The Mormon Meteor III, Utah's most famous racing car, will go to a new home later this year at the renovated Union Pacific Depot in Salt Lake City if the state and the family of famed racer Ab Jenkins can agree on treatment of the revered vehicle.
The Meteor is being removed from the ground floor of the State Capitol to make room for new state offices.Marvin Jenkins, son of the late racer and Salt Lake mayor, told the Deseret News Thursday that the 52-year-old Meteor III will be refurbished to remedy years of neglect and abuse.
The Jenkins family is upset at the treatment the car received while in state hands since 1943. But Jenkins said the family is hopeful that an agreement can be reached to keep it in Utah and to show it properly at the Union Pacific Depot.
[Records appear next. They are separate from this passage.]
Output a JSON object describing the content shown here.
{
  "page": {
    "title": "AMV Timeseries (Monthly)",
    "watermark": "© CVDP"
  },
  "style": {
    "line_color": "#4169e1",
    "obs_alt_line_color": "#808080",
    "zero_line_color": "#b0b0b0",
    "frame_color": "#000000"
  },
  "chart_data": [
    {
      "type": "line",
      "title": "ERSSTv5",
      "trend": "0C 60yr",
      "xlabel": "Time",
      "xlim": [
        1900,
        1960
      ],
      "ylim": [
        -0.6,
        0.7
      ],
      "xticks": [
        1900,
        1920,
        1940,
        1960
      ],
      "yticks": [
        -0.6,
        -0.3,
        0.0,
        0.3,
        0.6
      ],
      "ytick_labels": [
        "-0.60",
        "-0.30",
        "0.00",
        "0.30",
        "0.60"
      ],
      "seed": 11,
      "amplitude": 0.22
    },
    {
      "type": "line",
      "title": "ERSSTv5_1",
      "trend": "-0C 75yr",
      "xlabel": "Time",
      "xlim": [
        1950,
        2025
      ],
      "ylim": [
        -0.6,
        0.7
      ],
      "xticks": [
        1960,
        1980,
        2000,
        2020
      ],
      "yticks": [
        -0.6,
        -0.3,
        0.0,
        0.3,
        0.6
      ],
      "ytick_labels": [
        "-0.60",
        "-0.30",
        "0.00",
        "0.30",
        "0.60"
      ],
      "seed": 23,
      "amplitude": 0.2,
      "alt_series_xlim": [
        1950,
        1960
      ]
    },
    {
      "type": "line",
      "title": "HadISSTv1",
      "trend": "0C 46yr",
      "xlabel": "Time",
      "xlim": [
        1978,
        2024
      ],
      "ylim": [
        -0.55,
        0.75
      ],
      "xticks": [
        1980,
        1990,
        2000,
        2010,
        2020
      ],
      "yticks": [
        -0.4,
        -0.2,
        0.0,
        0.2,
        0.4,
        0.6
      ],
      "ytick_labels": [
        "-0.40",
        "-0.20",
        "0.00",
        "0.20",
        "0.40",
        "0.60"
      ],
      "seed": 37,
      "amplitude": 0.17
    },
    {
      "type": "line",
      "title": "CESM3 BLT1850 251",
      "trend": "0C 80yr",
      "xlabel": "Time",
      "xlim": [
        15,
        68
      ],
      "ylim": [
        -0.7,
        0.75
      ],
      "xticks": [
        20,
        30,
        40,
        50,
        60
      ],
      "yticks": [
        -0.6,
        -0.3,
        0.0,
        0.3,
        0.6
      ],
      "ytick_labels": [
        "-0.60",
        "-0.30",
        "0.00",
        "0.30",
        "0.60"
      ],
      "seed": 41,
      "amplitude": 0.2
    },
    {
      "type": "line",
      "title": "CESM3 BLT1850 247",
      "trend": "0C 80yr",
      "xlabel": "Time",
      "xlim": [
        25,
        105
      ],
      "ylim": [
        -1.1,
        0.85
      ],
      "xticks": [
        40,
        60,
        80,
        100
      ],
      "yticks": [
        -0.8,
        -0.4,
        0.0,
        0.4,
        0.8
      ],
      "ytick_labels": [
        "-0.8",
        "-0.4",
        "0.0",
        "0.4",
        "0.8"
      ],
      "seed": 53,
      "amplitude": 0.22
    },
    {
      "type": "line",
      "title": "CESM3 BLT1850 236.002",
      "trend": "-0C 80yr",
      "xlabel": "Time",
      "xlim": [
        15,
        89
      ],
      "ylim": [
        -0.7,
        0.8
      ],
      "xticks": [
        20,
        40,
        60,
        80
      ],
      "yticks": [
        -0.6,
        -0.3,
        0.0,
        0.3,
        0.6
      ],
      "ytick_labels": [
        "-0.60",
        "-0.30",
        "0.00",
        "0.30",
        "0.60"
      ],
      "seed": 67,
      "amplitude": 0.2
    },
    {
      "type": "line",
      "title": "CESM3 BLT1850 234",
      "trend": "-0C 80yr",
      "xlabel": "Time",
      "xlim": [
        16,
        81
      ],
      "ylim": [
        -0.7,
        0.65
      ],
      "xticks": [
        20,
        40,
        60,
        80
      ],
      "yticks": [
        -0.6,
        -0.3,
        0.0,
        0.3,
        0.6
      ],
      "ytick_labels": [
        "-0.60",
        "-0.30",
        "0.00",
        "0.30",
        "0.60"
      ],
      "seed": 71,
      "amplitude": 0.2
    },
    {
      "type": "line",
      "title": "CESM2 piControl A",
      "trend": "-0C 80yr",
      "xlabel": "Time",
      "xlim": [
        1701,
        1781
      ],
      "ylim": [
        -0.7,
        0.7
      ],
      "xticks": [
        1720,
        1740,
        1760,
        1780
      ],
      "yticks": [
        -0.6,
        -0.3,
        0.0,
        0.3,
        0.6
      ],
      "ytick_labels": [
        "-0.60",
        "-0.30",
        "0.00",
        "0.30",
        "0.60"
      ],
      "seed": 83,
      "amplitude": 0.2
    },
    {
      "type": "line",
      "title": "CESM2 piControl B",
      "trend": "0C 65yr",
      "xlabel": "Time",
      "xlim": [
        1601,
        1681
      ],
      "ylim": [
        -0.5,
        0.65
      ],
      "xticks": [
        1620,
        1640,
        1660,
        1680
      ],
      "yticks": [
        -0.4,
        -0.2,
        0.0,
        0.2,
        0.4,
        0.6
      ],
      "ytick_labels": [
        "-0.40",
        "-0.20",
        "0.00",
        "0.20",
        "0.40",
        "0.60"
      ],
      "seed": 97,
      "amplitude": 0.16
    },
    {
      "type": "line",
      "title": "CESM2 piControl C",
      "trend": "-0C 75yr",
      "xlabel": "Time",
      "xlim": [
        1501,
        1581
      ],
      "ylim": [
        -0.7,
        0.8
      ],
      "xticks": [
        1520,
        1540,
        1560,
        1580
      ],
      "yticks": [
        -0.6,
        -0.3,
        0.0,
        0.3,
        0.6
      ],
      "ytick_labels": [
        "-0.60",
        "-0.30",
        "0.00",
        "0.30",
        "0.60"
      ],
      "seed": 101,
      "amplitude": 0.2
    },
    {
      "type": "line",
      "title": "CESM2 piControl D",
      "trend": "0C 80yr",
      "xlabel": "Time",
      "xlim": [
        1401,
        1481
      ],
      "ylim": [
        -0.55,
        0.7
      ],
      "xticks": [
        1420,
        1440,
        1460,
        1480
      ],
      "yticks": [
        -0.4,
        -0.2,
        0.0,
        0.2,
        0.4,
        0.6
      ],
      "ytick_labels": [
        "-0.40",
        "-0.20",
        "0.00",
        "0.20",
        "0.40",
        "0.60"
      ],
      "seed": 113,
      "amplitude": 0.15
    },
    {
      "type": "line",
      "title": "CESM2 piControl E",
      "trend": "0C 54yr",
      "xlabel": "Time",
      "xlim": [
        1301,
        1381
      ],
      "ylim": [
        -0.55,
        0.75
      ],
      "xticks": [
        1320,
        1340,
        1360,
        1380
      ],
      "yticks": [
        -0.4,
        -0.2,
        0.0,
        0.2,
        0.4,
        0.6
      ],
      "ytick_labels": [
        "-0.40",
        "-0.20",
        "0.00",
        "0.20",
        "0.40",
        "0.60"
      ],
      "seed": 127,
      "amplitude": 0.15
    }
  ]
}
When the Meteor is taken out of the Capitol, it will be sent to the Jenkins' home in St. George, and the tattered body will be sent to race-car builder Quinn Epperly in Los Angeles for repairs. Other preservation work on the car will be done in St. George.
Jenkins said he had a four-hour meeting on Thursday with Max Evans, director of the Division of State History of the Utah Historical Society and Jack Quintana, assistant director of the office of Maintenance, Facilities, Construction and Management at the Capitol. According to Jenkins, the meeting was cordial, but he said the family was prepared to insist on return of the car unless a new agreement on its display is reached.
That agreement will provide that the Meteor must be protected and preserved properly and may be loaned temporarily to other museums, such as the Indianapolis Motor Speedway museum and the Smithsonian Institution in Washington, D.C. The Smithsonian has expressed interest in obtaining the car, one of the most successful American land-speed record machines.
Jenkins quoted Quintana as saying he received more than 200 calls about the car after plans to remove it from the Capitol were made public.
Jenkins said Evans offered to microfilm the extensive collection of documentation on all of the race cars his father drove.
The Mormon Meteor III was the last of the record breakers that Jenkins drove between 1931 and 1950. Almost single-handedly, Jenkins put the Bonneville Salt Flats on the map as the fastest speedway on Earth.
The Meteor is a specially built Duesenberg chassis, powered by a V-12 Curtis Conqueror aircraft engine. Earlier, Jenkins had driven production Studebakers, Auburns and Duesenbergs to records on the Salt Flats and on Muroc Dry Lake in California.
After Jenkins became famous, the Deseret News held a contest to choose a name for his racing car, and a Salt Lake City schoolboy came up with the "Mormon Meteor" label.
Records set by Jenkins in his Meteors ranged from 10 miles to 10,000 miles, but the absolute unlimited straight-away mark eluded him because his cars could not match the brute power of British cars driven by such men as Malcolm Campbell, George Eyston and John Cobb. Campbell, Cobb and other Englishmen built a series of twin-engined vehicles powered by the same engines that carried the British to victory in the International Schneider Cup air races of the 1920s and 1930s, and then in the Battle of Britain.
American V-type engines never matched the English for horsepower and reliability.
Jenkins had August Duesenberg build the Meteor to carry two Curtis engines but never installed the second power plant.
Marvin Jenkins told the Deseret News that the historic Meteor suffered considerably at the hands of tourists in the State Capitol. He said accessories such as lights and door handles were stolen and trash was stuffed in the car's grille, among other indignities.